Especialmente porque o general De Gaulle, no fundo, era a quintessência do
marquês de La Fayette – “herói de dois mundos”, combatente da Guerra de
Independência dos Estados Unidos e da Revolução Francesa – com todo o seu
estigma de ser admirado em bravura e menosprezado em reconhecimento. Como todos
podiam vivamente se lembrar, a étrange défaite francesa de
1940 tinha sido um choque planetário. Malgrado o extraordinário empenho do
general francês na superação dessa situação, após a liberação de Paris e da
França em 1944-1945, ele foi percebido como corpo estranho em seu próprio país
quando a situação serenou. E, com isso, foi obrigado a retirar-se da vida
pública e reduzir-se a singelo e silencioso observador distante. Longe de tudo,
mas perto de todos. Especialmente com o avanço da Guerra Fria.
Contrário
a todas as aparências, a Guerra Fria sempre foi um problema essencialmente
europeu cujo impasse se devia ao destino da Alemanha. Que desde Yalta e Potsdam
fora partilhada entre norte-americanos e soviéticos. Deixando bem claro o
imperativo da tensão Leste-Oeste entre liberais e anti-liberais forjando um
espaço de rivalidades sem perdão interiorizadas e simbolizadas pela ocupação de
Berlim. Ainda não existia muro. Mas a cortina de ferro já era uma realidade
inconteste. Assim, desde 1945, a possibilidade de avanço vermelho causava
apreensão. Especialmente entre os franceses. Que, por sua vez, suplicaram pelo
apoio permanente e estrutural dos norte-americanos. Que, como resposta,
retornaram ao Velho Mundo com o Plano Marshall e a Otan. Dois projetos que
permitiram a efetiva reconstrução da França e a decisiva internalização notas
de pacificação os franceses. Mas, apenas, entre os metropolitanos. Pois, nas
colônias, notadamente, africanas, desde 1944-1945, em lugar de fim da guerra e
dos conflitos, acelerava-se o verdadeiro começo de uma guerra sem fim por
independência e liberdade.
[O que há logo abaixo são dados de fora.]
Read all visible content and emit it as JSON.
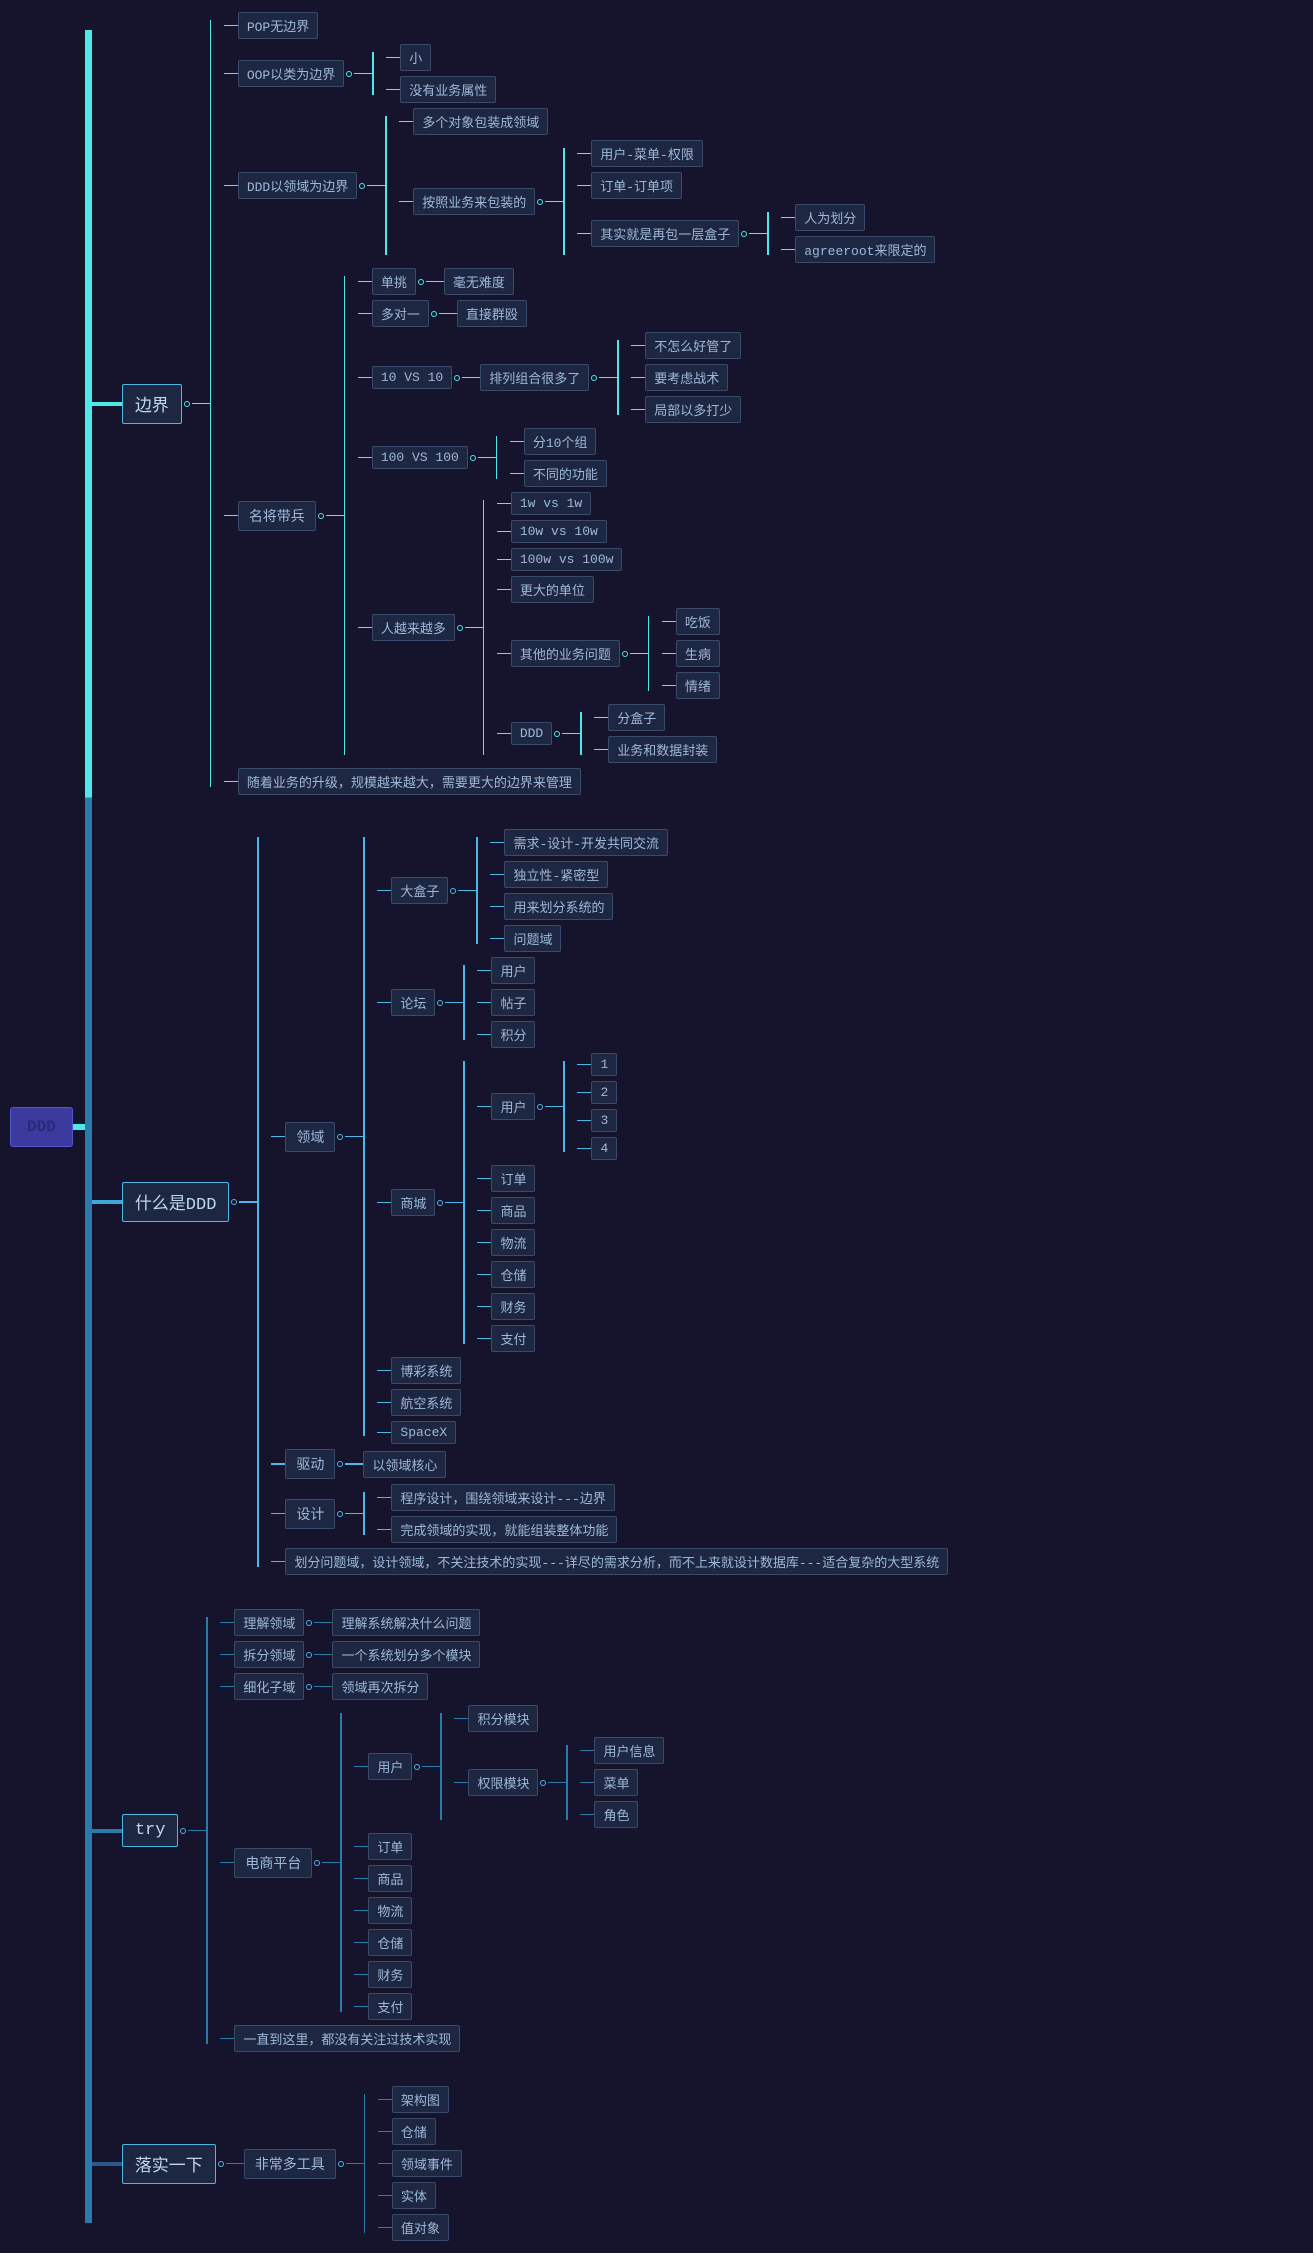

E por razões plausíveis: os colonos franceses haviam
participado dos esforços de guerra sob a aura da resistência implementada pelo
general De Gaulle a partir de 1943 e, com o fim do embate ante o nazismo em
1944-1945, a sua demanda geral moveu-se ao encontro da supressão do sistema, do
regime e do mando coloniais franceses. Lutava-se pela descolonização. Mas a
gente de Paris seguia aturdida e indiferente. Especialmente após 1946, com a
partida do general.
Nesse
embate, a classe política francesa voltou rapidamente a viver entropias após
1946. Era, de uma só vez, impossível de se ignorar as demandas africanas como
eles ignoravam e inconsequente ignorar o peso das colônias para o orçamento
francês como os menos experimentados nunca conseguiram se dar conta. Frente a
isso, a junção de insensibilidades, ignorância e indiferença acabou por
conduzir o país à beira do precipício. Gerando um cenário de franca anomia.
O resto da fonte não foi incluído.